PROJECT SUMMARY Thanks to the advent of combination antiretroviral therapy (cART), life expectancy has dramatically increased in people with HIV (PWH) and the spectrum of diseases related to HIV has shifted towards non-infectious chronic illnesses including cardiopulmonary disorders. Pulmonary vascular disease (PVD) is amongst the most

devastating cardiovascular complications of HIV. However, the etiopathology of pulmonary vascular remodeling, the critical structural alteration and pathological feature for PVD, has yet to be determined. Herein, we will test whether HIV-derived proteins, which remain in circulation despite cART and well-controlled viremia, contribute

to the development of PVD. We provide novel exciting preliminary data in two mouse models of HIV supporting a role for CD4+ T Cells, HIV-Tat, and Podocan-like protein 1 (Podnl1) in PVD. We demonstrate that expression of HIV-derived proteins in Tg26 mice promotes PVD as shown by remodeled pulmonary arteries (PAs), increased

right ventricular systolic pressure and right ventricle hypertrophy, decreased pulmonary artery acceleration time (PAAT) and ratio of PAAT/pulmonary ejection time, as well as increased circulating Interleukin-1α (IL-1α) levels in male and female mice. We also report that these cardiopulmonary alterations are exacerbated with aging.
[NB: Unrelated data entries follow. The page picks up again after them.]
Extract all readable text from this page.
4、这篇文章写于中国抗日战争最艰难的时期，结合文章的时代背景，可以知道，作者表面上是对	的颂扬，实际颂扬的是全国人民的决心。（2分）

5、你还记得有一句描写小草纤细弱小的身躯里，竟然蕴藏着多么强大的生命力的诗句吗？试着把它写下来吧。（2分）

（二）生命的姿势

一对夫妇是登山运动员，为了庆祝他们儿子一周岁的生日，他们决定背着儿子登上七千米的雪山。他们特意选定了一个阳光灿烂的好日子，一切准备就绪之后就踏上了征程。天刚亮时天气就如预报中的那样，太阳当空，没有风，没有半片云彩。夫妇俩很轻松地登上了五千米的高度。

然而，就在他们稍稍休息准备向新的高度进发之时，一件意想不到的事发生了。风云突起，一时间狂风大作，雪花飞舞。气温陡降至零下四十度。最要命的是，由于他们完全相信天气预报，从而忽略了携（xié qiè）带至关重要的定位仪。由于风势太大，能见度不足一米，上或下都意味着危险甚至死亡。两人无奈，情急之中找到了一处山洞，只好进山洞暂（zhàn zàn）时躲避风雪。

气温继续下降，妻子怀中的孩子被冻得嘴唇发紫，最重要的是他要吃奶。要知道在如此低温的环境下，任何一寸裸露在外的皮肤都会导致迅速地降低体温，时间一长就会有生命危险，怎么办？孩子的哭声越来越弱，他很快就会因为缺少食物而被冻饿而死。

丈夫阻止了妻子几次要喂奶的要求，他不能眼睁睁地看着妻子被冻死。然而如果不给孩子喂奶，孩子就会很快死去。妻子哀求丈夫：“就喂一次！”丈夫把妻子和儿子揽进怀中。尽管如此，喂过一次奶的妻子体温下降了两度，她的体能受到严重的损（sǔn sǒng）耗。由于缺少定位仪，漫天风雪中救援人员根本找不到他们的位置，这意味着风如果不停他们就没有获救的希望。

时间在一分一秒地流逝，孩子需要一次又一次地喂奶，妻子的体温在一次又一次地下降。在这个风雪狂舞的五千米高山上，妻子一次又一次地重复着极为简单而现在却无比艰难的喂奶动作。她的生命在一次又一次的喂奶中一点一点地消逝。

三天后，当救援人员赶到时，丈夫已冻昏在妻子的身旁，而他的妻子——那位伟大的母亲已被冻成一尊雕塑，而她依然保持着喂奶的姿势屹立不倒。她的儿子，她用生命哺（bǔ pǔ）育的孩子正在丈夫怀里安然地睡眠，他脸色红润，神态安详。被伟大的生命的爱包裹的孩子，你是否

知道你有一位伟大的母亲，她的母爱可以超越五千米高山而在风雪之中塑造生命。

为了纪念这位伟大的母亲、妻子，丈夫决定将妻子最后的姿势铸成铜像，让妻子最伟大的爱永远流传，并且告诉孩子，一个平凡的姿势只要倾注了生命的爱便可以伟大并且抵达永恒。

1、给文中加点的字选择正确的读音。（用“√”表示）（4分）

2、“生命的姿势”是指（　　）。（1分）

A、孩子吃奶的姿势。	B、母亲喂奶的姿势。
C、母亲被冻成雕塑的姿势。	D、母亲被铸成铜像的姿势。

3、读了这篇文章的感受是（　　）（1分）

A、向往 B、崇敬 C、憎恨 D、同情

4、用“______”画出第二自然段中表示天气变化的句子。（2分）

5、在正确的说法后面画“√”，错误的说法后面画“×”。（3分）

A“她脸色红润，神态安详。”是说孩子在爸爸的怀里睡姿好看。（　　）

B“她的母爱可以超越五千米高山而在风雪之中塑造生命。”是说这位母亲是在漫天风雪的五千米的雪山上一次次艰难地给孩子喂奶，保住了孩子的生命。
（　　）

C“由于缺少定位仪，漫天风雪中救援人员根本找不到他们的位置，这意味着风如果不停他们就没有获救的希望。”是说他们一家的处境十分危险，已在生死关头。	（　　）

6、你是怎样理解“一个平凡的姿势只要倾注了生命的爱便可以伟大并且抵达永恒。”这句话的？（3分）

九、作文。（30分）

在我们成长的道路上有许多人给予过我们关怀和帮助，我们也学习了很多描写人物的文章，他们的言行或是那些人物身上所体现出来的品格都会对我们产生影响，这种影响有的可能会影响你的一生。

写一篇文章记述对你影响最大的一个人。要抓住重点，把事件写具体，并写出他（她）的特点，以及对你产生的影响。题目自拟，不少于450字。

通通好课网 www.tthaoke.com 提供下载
Remarkably, we show that bone marrow transplant (BMT) from Tg26 to wild type (WT) mice fully recapitulate the cardiopulmonary phenotype of Tg26 mice, which supports a role for viral proteins derived from hematopoietic cells in PVD. Using RNA Seq analysis, we identified a new marker of PVD, Podnl1. Its levels are increased in

the lungs of both intact and BMT Tg26 mice, but more importantly in the lungs of PWH on cART. We demonstrated that overexpression of Podnl1 in vascular smooth muscle cells (VSMCs) increases collagen levels and that of PCNA, a marker of cell proliferation. Using a newly developed “T cell- blood vessel” co-culture system,

we show that exposure of discarded human aorta and pulmonary artery specimens to Tg26 T cells elevate Podnl1 expression. Remarkably, we report that HIV-Tat is the only viral protein detectable in peripheral blood mononuclear cells (PBMCs) obtained from PWH on cART and show that chronic treatment of mice with Tat

reproduces the cardiopulmonary complications of intact and BMT Tg26 mice. Strikingly, we provide preliminary evidence of high IL-1α levels in PBMCs from PWH and found higher IL-1α levels in CD4+ than in CD8+ T cells isolated from Tg26 mice. Together, these exciting and novel findings form the core hypothesis of this proposal

that CD4+ T Cells expressing Tat promote PVD via IL1α-induced, Podnl1-mediated pulmonary artery remodeling. We will test this hypothesis in three aims. In aim 1, we will test whether HIV-encoded proteins accelerate PVD via Podnl1-dependent mechanisms. In aim 2, we will investigate whether HIV-associated PVD

involves CD4+ T cell-mediated, IL-1α-induced PVD, while aim 3 will test the hypothesis that HIV-derived Tat protein promotes Podnl1 production and mediates the development of HIV-PVD. We anticipate that this proposal will lead to the identification of new therapeutic targets for the prevention of HIV-associated PVD.